Data from Skew Analytics showed that the open interest on Bitcoin options reached $6.8 billion on December 31 – an all-time high. The number was over three times the recorded open interest just 100 days before that. As expected, this shows that the derivatives market is on a tremendous growth pattern.

It appears evident that the bull run of 2020 led to an influx of new investors in the crypto market. While many of these came in the form of retail investors who merely bought Bitcoin, others looked to invest in the asset through derivatives instead. Those in the latter category are essentially using Bitcoin to preserve their wealth and hedge against inflation.

With the coronavirus pandemic hitting traditional markets and industries, crypto derivatives provide an opportunity for investors to keep up their activities in a healthy market. The crypto market remains strong today, continuing with a surge that began months ago. Now, factors show that this could spill to the derivatives space as well.

The Growth of Institutional Bitcoin Investors

One of the primary reasons for the 2020 bull run has been a surge in institutional investment. However, many of these investors appear ready to make plays for crypto derivatives too.

As explained earlier, derivatives are complex financial instruments that average retail investors don't necessarily understand. Institutions, on the other hand, have been enjoying access to them. In 2020, several firms purchased Bitcoin, using the leading cryptocurrency to back their asset reserves and as a treasury investment.

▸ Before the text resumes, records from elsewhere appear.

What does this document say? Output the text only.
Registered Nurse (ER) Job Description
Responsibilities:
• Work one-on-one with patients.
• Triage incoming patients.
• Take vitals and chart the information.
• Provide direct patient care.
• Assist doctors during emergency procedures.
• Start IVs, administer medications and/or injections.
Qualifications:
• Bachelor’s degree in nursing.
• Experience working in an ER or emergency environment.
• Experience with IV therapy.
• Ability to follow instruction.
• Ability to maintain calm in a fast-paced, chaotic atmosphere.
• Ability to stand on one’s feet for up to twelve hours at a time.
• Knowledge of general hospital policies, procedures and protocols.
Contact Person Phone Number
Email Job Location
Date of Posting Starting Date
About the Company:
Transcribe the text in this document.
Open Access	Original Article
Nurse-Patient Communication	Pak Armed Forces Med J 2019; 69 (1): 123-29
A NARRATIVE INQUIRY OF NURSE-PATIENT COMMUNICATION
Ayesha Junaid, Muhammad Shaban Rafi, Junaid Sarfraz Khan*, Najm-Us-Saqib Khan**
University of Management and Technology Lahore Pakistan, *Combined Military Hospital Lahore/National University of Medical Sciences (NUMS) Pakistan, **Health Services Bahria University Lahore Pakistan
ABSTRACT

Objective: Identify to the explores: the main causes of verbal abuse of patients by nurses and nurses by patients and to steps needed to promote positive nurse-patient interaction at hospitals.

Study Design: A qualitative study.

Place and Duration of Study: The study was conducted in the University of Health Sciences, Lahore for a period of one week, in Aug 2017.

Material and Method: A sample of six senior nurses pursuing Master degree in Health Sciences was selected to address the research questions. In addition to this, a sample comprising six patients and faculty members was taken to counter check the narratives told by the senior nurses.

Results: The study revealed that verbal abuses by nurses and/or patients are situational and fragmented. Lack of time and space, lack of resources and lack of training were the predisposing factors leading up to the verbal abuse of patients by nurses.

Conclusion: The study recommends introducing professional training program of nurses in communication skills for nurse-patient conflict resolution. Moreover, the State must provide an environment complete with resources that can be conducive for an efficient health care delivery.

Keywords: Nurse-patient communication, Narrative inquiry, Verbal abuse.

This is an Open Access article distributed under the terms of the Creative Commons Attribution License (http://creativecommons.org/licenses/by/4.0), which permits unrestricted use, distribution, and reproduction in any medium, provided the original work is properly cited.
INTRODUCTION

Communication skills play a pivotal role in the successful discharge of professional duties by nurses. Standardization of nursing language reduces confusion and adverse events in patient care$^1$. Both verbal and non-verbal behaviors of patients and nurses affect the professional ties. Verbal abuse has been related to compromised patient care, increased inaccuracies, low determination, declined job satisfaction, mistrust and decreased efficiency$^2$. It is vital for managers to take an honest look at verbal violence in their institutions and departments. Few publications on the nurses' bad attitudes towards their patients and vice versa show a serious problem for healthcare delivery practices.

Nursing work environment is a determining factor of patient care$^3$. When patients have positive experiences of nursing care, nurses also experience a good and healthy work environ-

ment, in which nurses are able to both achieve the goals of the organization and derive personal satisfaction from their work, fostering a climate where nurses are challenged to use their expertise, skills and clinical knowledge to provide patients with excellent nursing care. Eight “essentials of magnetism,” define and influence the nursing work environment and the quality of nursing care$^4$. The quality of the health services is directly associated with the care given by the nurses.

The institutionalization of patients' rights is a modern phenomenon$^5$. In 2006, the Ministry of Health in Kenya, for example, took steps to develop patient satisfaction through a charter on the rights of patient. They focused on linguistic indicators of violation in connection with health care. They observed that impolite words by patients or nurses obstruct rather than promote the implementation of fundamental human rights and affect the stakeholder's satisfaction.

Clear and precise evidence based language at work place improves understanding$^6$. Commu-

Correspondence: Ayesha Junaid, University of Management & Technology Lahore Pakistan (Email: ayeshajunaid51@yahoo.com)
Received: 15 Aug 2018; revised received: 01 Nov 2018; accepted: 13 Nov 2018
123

Several investment firms have noticed this, and they have developed products and resources to attract these investors. By providing tools like options, futures, and spot trading facilities, these investment firms are essentially providing an opportunity for institutional investors to play in the crypto market like they would in the traditional financial space.

Speaking to news sources, a spokesperson for the Chicago Mercantile Exchange (CME) confirmed that the company had seen a growth in the number of large open interest holders (LOIH) on its futures contracts. A LOIH investor holds at least 25 Bitcoin futures contracts, each worth 5 BTC. So, becoming a LOIH means having about 125 BTC – over $4 million by today's prices.

The spokesperson explained that the CME had seen about 103 LOIH investors in November 2020 – a 130 percent jump over November 2019. With crypto derivatives in such high demand, it appears that cryptocurrencies are now in much higher demand.

Since everyone expects institutional investors to flood into the crypto market in 2021, derivatives could be in for a surge.

DeFi and ETH 2.0 to Pump Ether

As for the Ethereum futures, two of the most significant growth drivers will be the growth of decentralized finance (DeFi) and the current Ethereum 2.0 rebrand.

Ether derivatives already grew significantly, and the CME announced last month that it would launch Ether futures in February. This, in itself, shows that Ether is also maturing as an investment asset.

While much of Ether's performance hinges on Bitcoin, the asset is also coming into its own. The Ethereum blockchain is the primary platform for most DeFi tokens, with DeFi Prime noting that the blockchain holds more protocols than others combined.

Many DeFi protocols have launched bids to break out from Ethereum, but it hardly matters. The blockchain is expected to continue its dominant run, and with assets locked in DeFi at all-time high levels, Ether should get a nice DeFi-fueled boost. Eventually, investors will flock to Ether as well, and derivatives based on the asset will grow.

Ether is also expected to get a boost from the upcoming Ethereum 2.0 upgrade. Amongst other things, the upgrade should bring easier mining and greater scalability to the Ethereum blockchain. With the platform much easier to use, Ether will benefit from that improved functionality over time.